In our modified arthritis model, u-PA-/- mice went from being resistant to arthritis development following K/BxN serum transfer to being susceptible following the addition of an i.a. injection of saline. u-PA-/- mice also developed more sustained AIA compared with C57BL/6 mice, including reduced proteoglycan levels and increased bone erosions, fibrin(ogen) deposition and DIPEN expression. Synovial gene expression of the proinflammatory mediators (TNF and IL-1β), aggrecanases (ADAMTS-4 and -5) and MMPs (MMP3 and MMP13) were all sustained over time following AIA induction in u-PA-/- mice compared with C57BL/6 mice.

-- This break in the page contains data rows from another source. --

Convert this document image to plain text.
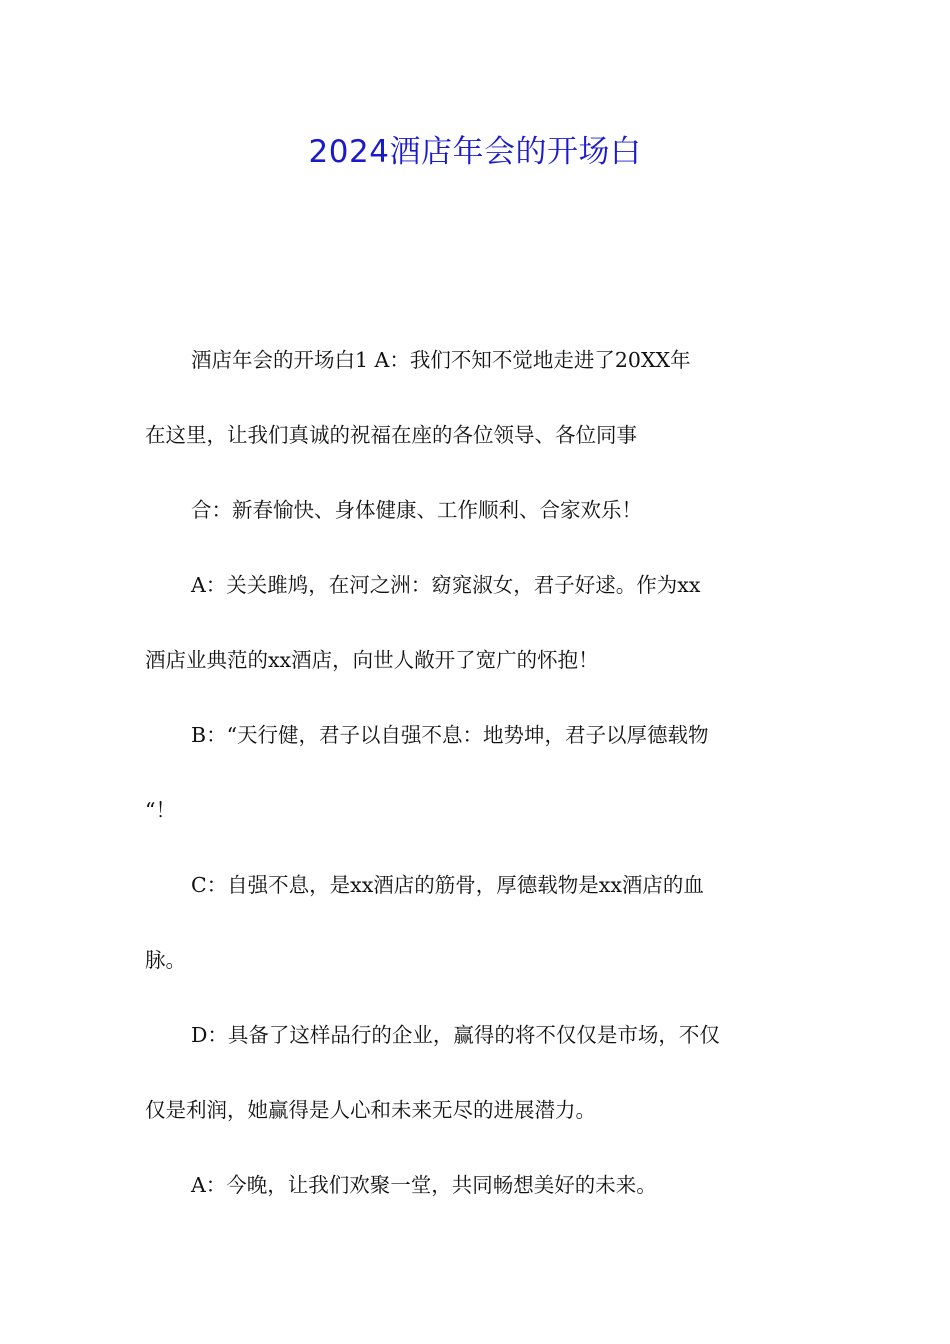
2024酒店年会的开场白
酒店年会的开场白1 A：我们不知不觉地走进了20XX年
在这里，让我们真诚的祝福在座的各位领导、各位同事
合：新春愉快、身体健康、工作顺利、合家欢乐！
A：关关雎鸠，在河之洲：窈窕淑女，君子好逑。作为xx
酒店业典范的xx酒店，向世人敞开了宽广的怀抱！
B：“天行健，君子以自强不息：地势坤，君子以厚德载物
“！
C：自强不息，是xx酒店的筋骨，厚德载物是xx酒店的血
脉。
D：具备了这样品行的企业，赢得的将不仅仅是市场，不仅
仅是利润，她赢得是人心和未来无尽的进展潜力。
A：今晚，让我们欢聚一堂，共同畅想美好的未来。
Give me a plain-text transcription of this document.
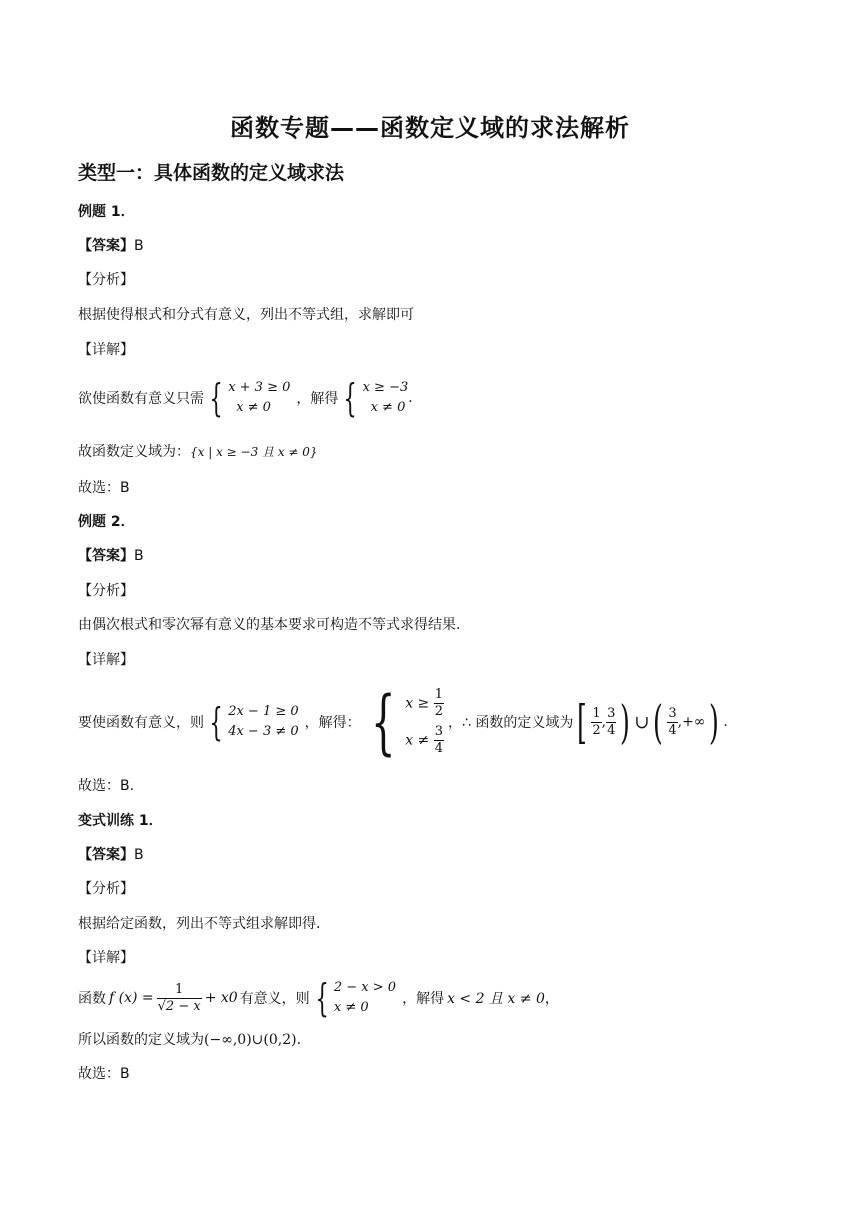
函数专题——函数定义域的求法解析
类型一：具体函数的定义域求法
例题 1．
【答案】B
【分析】
根据使得根式和分式有意义，列出不等式组，求解即可
【详解】
欲使函数有意义只需 { x + 3 ≥ 0
x ≠ 0
，解得 { x ≥ −3
x ≠ 0
.
故函数定义域为：{x | x ≥ −3 且 x ≠ 0}
故选：B
例题 2．
【答案】B
【分析】
由偶次根式和零次幂有意义的基本要求可构造不等式求得结果.
【详解】
要使函数有意义，则 { 2x − 1 ≥ 0
4x − 3 ≠ 0
，解得： { $x \ge \frac{1}{2}$
$x \ne \frac{3}{4}$
，∴ 函数的定义域为 [ $\frac{1}{2}$ , $\frac{3}{4}$ ) ∪ ( $\frac{3}{4}$ ,+∞ ) .
故选：B.
变式训练 1．
【答案】B
【分析】
根据给定函数，列出不等式组求解即得.
【详解】
函数 f $(x) = \frac{1}{√2 - x} + x$ 0 有意义，则 { 2 − x > 0
x ≠ 0
，解得 x < 2 且 x ≠ 0 ，
所以函数的定义域为(−∞,0)∪(0,2).
故选：B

We propose that u-PA has a protective role in arthritis models with 'wound healing-like' processes following local trauma, possibly through u-PA/plasmin-mediated fibrinolysis, but a deleterious role in systemic models that are critically dependent on immune complex formation and complement activation. Given that cartilage proteoglycan loss and bone erosions were present and sustained in u-PA-/- mice with monoarticular arthritis, it is unlikely that u-PA/plasmin-mediated proteolysis is contributing directly to this tissue destruction/remodeling.

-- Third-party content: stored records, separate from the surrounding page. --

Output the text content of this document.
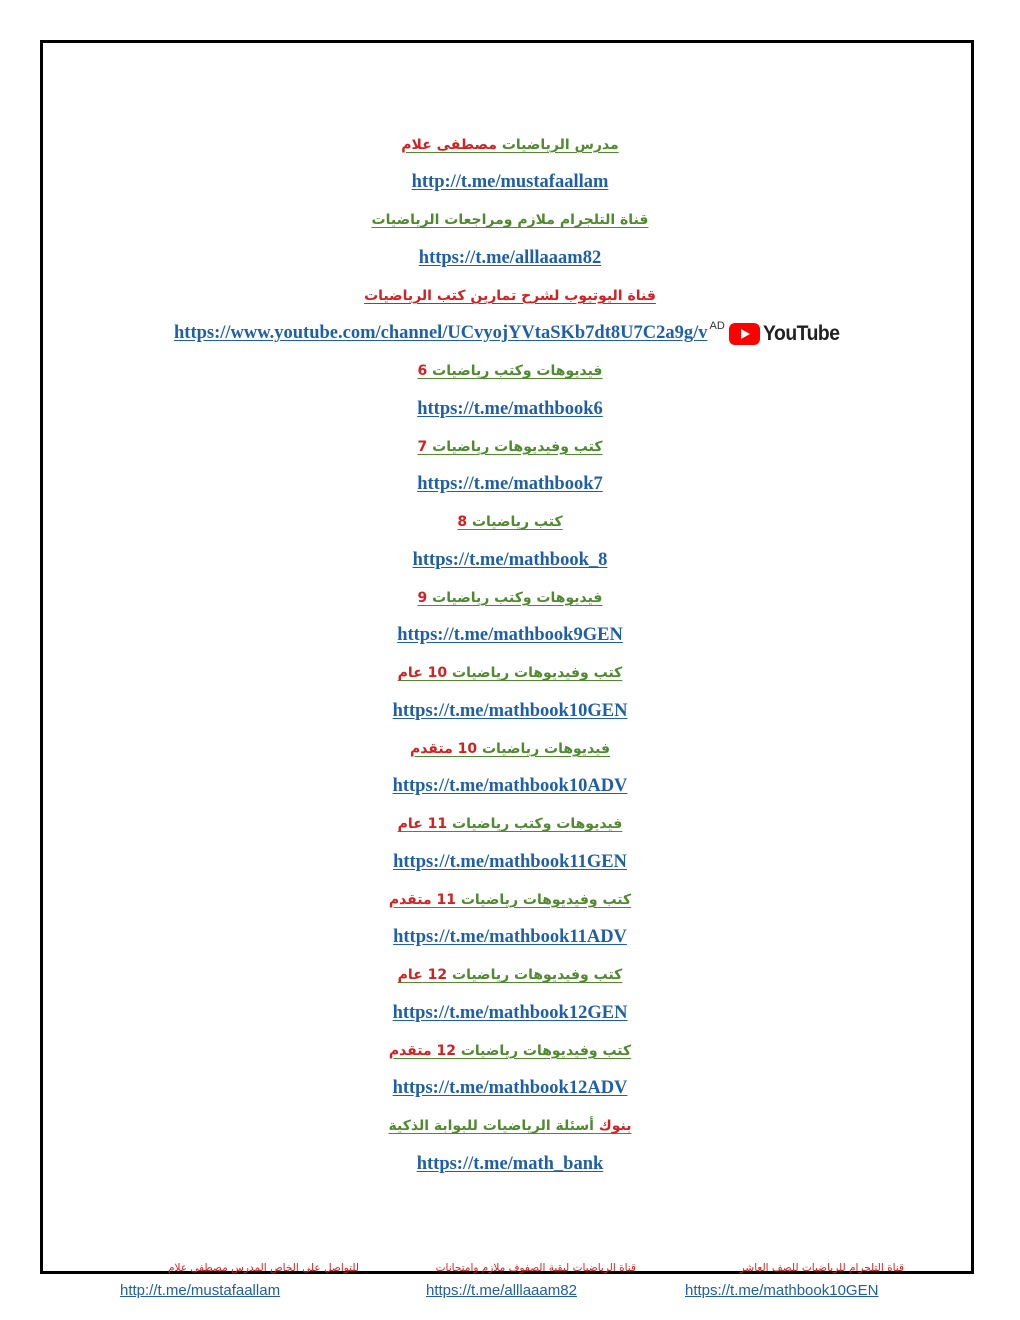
مدرس الرياضيات مصطفى علام
http://t.me/mustafaallam
قناة التلجرام ملازم ومراجعات الرياضيات
https://t.me/alllaaam82
قناة اليوتيوب لشرح تمارين كتب الرياضيات
https://www.youtube.com/channel/UCvyojYVtaSKb7dt8U7C2a9g/v AD YouTube
فيديوهات وكتب رياضيات 6
https://t.me/mathbook6
كتب وفيديوهات رياضيات 7
https://t.me/mathbook7
كتب رياضيات 8
https://t.me/mathbook_8
فيديوهات وكتب رياضيات 9
https://t.me/mathbook9GEN
كتب وفيديوهات رياضيات 10 عام
https://t.me/mathbook10GEN
فيديوهات رياضيات 10 متقدم
https://t.me/mathbook10ADV
فيديوهات وكتب رياضيات 11 عام
https://t.me/mathbook11GEN
كتب وفيديوهات رياضيات 11 متقدم
https://t.me/mathbook11ADV
كتب وفيديوهات رياضيات 12 عام
https://t.me/mathbook12GEN
كتب وفيديوهات رياضيات 12 متقدم
https://t.me/mathbook12ADV
بنوك أسئلة الرياضيات للبوابة الذكية
https://t.me/math_bank
قناة التلجرام للرياضيات للصف العاشر
قناة الرياضيات لبقية الصفوف ملازم وامتحانات
للتواصل على الخاص المدرس مصطفى علام
http://t.me/mustafaallam	https://t.me/alllaaam82	https://t.me/mathbook10GEN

尿激酶型纤溶酶原激活物(u-PA)与组织破坏/重塑有关。缺乏 u-PA 会导致小鼠对全身性免疫复合物驱动的关节炎模型产生抗性;另一方面,涉及关节内(i.a.)抗原注射的单关节炎模型在缺乏 u-PA 时会发展出更严重的关节炎。本研究的目的是进一步研究 u-PA 在炎症性关节炎发病机制中可能发挥的这些相反作用,并确定 u-PA 是否是与疾病进展相关的软骨和骨破坏所必需的。
为了确定导致不同模型中关节炎发展的不同发病机制如何解释 u-PA 所需的相反作用,将全身性、多关节炎、免疫复合物驱动的 K/BxN 关节炎模型修改为包括 u-PA-/- 小鼠关节内注射盐水作为局部创伤。该改良模型和抗原诱导性关节炎(AIA)模型也用于 u-PA-/- 小鼠,以确定 u-PA 在关节破坏中的必要性。疾病严重程度通过临床和组织学评分确定。通过免疫组织化学染色进行纤维蛋白(原)染色和基质金属蛋白酶(MMP)生成的新表位 DIPEN 染色。通过定量 PCR 测量关节组织中炎症和破坏介质的基因表达。
在我们改良的关节炎模型中,u-PA-/- 小鼠从对 K/BxN 血清转移后关节炎发展的抗性转变为对关节内注射盐水后的敏感性。与 C57BL/6 小鼠相比,u-PA-/- 小鼠还发展出更持续的 AIA,包括降低的蛋白聚糖水平和增加的骨侵蚀、纤维蛋白(原)沉积和 DIPEN 表达。与 C57BL/6 小鼠相比,u-PA-/- 小鼠在 AIA 诱导后,滑膜中前炎症介质(TNF 和 IL-1β)、聚集素酶(ADAMTS-4 和 -5)和 MMP(MMP3 和 MMP13)的基因表达均持续存在。
我们提出,u-PA 在局部创伤后具有“愈合样”过程的关节炎模型中具有保护作用,可能是通过 u-PA/纤溶酶介导的纤维蛋白溶解,但在严重依赖免疫复合物形成和补体激活的全身性模型中具有有害作用。鉴于单关节炎的 u-PA-/- 小鼠中存在并持续存在软骨蛋白聚糖丢失和骨侵蚀,u-PA/纤溶酶介导的蛋白水解不太可能直接导致这种组织破坏/重塑。